Bogotá, 25 de febrero de 2026. El Gobierno de Colombia, mediante el decreto 0170 de 2026, ha oficializado la imposición de aranceles recíprocos del 30% a más de 70 productos provenientes de Ecuador. Esta medida, que responde a gravámenes previos aplicados por el presidente Daniel Noboa, no solo afecta el intercambio de bienes agrícolas e industriales, sino que restringe el ingreso terrestre de productos clave por los pasos fronterizos de Ipiales y Puerto Asís.

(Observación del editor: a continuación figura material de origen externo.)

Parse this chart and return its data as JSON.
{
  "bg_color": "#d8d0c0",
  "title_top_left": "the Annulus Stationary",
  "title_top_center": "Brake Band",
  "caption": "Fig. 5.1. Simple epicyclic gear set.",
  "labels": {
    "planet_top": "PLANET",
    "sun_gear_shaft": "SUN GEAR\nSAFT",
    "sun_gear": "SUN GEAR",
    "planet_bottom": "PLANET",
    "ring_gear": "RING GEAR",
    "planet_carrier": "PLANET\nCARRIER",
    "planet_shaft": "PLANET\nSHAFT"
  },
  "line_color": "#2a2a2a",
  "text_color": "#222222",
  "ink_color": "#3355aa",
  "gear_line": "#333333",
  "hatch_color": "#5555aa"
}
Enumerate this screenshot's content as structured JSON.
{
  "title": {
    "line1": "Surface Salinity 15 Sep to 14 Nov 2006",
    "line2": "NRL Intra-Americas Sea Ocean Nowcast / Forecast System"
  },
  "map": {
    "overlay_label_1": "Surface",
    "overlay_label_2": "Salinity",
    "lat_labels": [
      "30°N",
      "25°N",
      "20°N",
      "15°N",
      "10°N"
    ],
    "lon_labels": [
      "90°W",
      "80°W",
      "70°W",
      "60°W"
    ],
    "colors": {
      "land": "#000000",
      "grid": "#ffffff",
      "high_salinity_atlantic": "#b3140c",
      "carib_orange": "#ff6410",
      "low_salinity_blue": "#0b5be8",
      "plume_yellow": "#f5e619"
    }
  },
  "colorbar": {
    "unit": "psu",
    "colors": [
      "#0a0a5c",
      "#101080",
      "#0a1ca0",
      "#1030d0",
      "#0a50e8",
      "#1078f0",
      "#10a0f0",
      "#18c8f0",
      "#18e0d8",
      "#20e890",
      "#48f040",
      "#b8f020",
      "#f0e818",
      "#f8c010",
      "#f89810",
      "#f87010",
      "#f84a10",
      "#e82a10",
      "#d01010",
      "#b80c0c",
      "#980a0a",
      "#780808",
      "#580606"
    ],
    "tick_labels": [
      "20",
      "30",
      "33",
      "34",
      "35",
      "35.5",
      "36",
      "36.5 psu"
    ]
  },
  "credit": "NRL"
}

Una respuesta de «espejo» ante el bloqueo comercial
La decisión del Ministerio de Comercio de Colombia marca un punto crítico en las relaciones bilaterales. En primer lugar, la medida es una respuesta directa a los aranceles que Ecuador aplicó inicialmente a productos colombianos. Por esta razón, el gobierno de Gustavo Petro ha optado por la reciprocidad, afectando una vasta lista de bienes que van desde alimentos básicos hasta insumos químicos y calzado.
Sin embargo, los argumentos desde Quito se centran en la seguridad y el déficit. En consecuencia, el presidente Daniel Noboa ha justificado su política arancelaria argumentando una falta de cooperación fronteriza contra bandas criminales y un déficit comercial persistente que supera los 1.000 millones de dólares anuales. De igual manera, la tensión ha trascendido el ámbito ejecutivo, llevando a ambos países a enfrentarse en los tribunales de la Comunidad Andina de Naciones (CAN).
Radiografía de los productos afectados
El intercambio comercial se verá impactado en múltiples sectores según lo estipulado en el decreto:
| Categoría | Productos con Arancel del 30% / Restricciones |
| Agrícola y Frutas | Arroz, plátano, banano, cebolla, tomate, fríjol, aguacate Hass, papa, coco y maracuyá. |
| Pesca y Derivados | Camarones, pescado, trucha y grasas/aceites de pescado. |
| Industria y Otros | Calzado (suela de caucho/cuero), plásticos, azúcar, cacao en polvo, etanol y aguardientes. |
| Químicos | Insecticidas, fungicidas, desinfectantes y tubos. |
El conflicto escala a la Comunidad Andina (CAN)
Por otro lado, la legalidad de estas medidas está bajo la lupa internacional. Asimismo, la CAN ya admitió una de las demandas de Colombia e inició una investigación para determinar si Ecuador vulneró las normas del bloque regional. Como contraparte, el gobierno ecuatoriano presentó tres reclamos formales alegando vulneraciones a compromisos jurídicos subregionales por parte de Colombia.
Finalmente, mientras la guerra comercial sigue su curso, los transportistas en los puentes fronterizos ya han iniciado protestas por las restricciones al flujo de mercancías. El futuro del comercio bilateral dependerá ahora de los fallos de la Secretaría General de la CAN y de la disposición de ambos gobiernos para negociar un acuerdo que hoy parece lejano.